Took it for the drive I always take, through town for a mile, then on the interstate for 4 miles and then through county roads (55) back to the house. About 15 miles total. At 27 degrees advance in the timing the car was still intolerably warm. Same as before. Tried it without the vacuum advance, same result Air temps in the high 60s.

Bumped the timing up to 30 (again +- 2, it's me and my timing gun). Took it for the exact same drive. Ever so slightly cooler cht but still too hot. Removed the vacuum advance and tried again. Same temps. Oil temps have been the same all throughout. The needle hangs just the left of the T on my gauge. I would say that has been far more predictable than before I replaced the cooler and the pistons and cylinders. Before it would run much cooler but under stress jump up faster. Now it's pretty much rock steady. The tangerine oil valve? The oil cooler without leaks? Hard to know.

I tried 27, I tried 30, so I tried 28/29. Wow. Temps have been climbing all day, now the air temp is 88 degrees. In town it went from 330 to 308. Climbing to 320 when getting aggressive but dropping quickly. Took it out on the highway and it was doing 60 at 345 degrees. Hard driving would bring it up to 370 but it would come back down rapidly.
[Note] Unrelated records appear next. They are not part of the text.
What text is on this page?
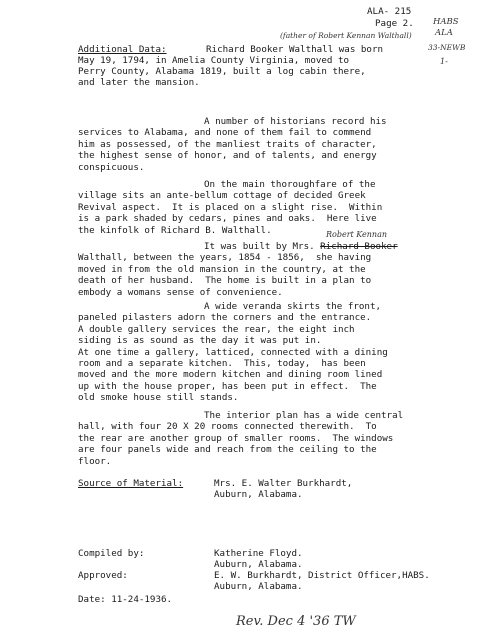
ALA- 215
Page 2. HABS
ALA
33-NEWB
1-
(father of Robert Kennan Walthall)
Additional Data:	Richard Booker Walthall was born
May 19, 1794, in Amelia County Virginia, moved to
Perry County, Alabama 1819, built a log cabin there,
and later the mansion.
A number of historians record his
services to Alabama, and none of them fail to commend
him as possessed, of the manliest traits of character,
the highest sense of honor, and of talents, and energy
conspicuous.
On the main thoroughfare of the
village sits an ante-bellum cottage of decided Greek
Revival aspect.  It is placed on a slight rise.  Within
is a park shaded by cedars, pines and oaks.  Here live
the kinfolk of Richard B. Walthall.	Robert Kennan
It was built by Mrs. Richard Booker
Walthall, between the years, 1854 - 1856,  she having
moved in from the old mansion in the country, at the
death of her husband.  The home is built in a plan to
embody a womans sense of convenience.
A wide veranda skirts the front,
paneled pilasters adorn the corners and the entrance.
A double gallery services the rear, the eight inch
siding is as sound as the day it was put in.
At one time a gallery, latticed, connected with a dining
room and a separate kitchen.  This, today,  has been
moved and the more modern kitchen and dining room lined
up with the house proper, has been put in effect.  The
old smoke house still stands.
The interior plan has a wide central
hall, with four 20 X 20 rooms connected therewith.  To
the rear are another group of smaller rooms.  The windows
are four panels wide and reach from the ceiling to the
floor.
Source of Material:	Mrs. E. Walter Burkhardt,
Auburn, Alabama.
Compiled by:	Katherine Floyd.
Auburn, Alabama.
Approved:	E. W. Burkhardt, District Officer,HABS.
Auburn, Alabama.
Date: 11-24-1936.
Rev. Dec 4 '36 TW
I did a 600 foot in 1/2 mile hill climb on a twisty road going full on, redlining 3rd so I was running mostly in fourth, 383 was the max temp but it rapidly fell as I lifted for a corner and when I got to the top it was sitting at 350, dropping to 265 rapidly as I started descending into town (we have hills and twisty roads in abundance).

In conclusion, the crazy thing to me at the moment is how sensitive this thing is to just a couple degrees of timing and that less advance, by only a degree or two, was not a safe place, and just giving it a little more was also not a good place to be. It doesn't really matter what the actual timing is (only the gods know what that is), it's just that there is a very specific spot this engine needs to be in.

Final note: during the last bits of tuning I noticed little change in performance. AFR didn't really change much throughout. It runs a little leaner than I like at feathering throttle cruise (no matter what the timing or advance) but as soon as you put load on it, it is in good places between high 11 and low 12. We have days of 90s coming so it will be interesting to see how it does.

Whew.

P.s. always 93 octane Ethanol goodness.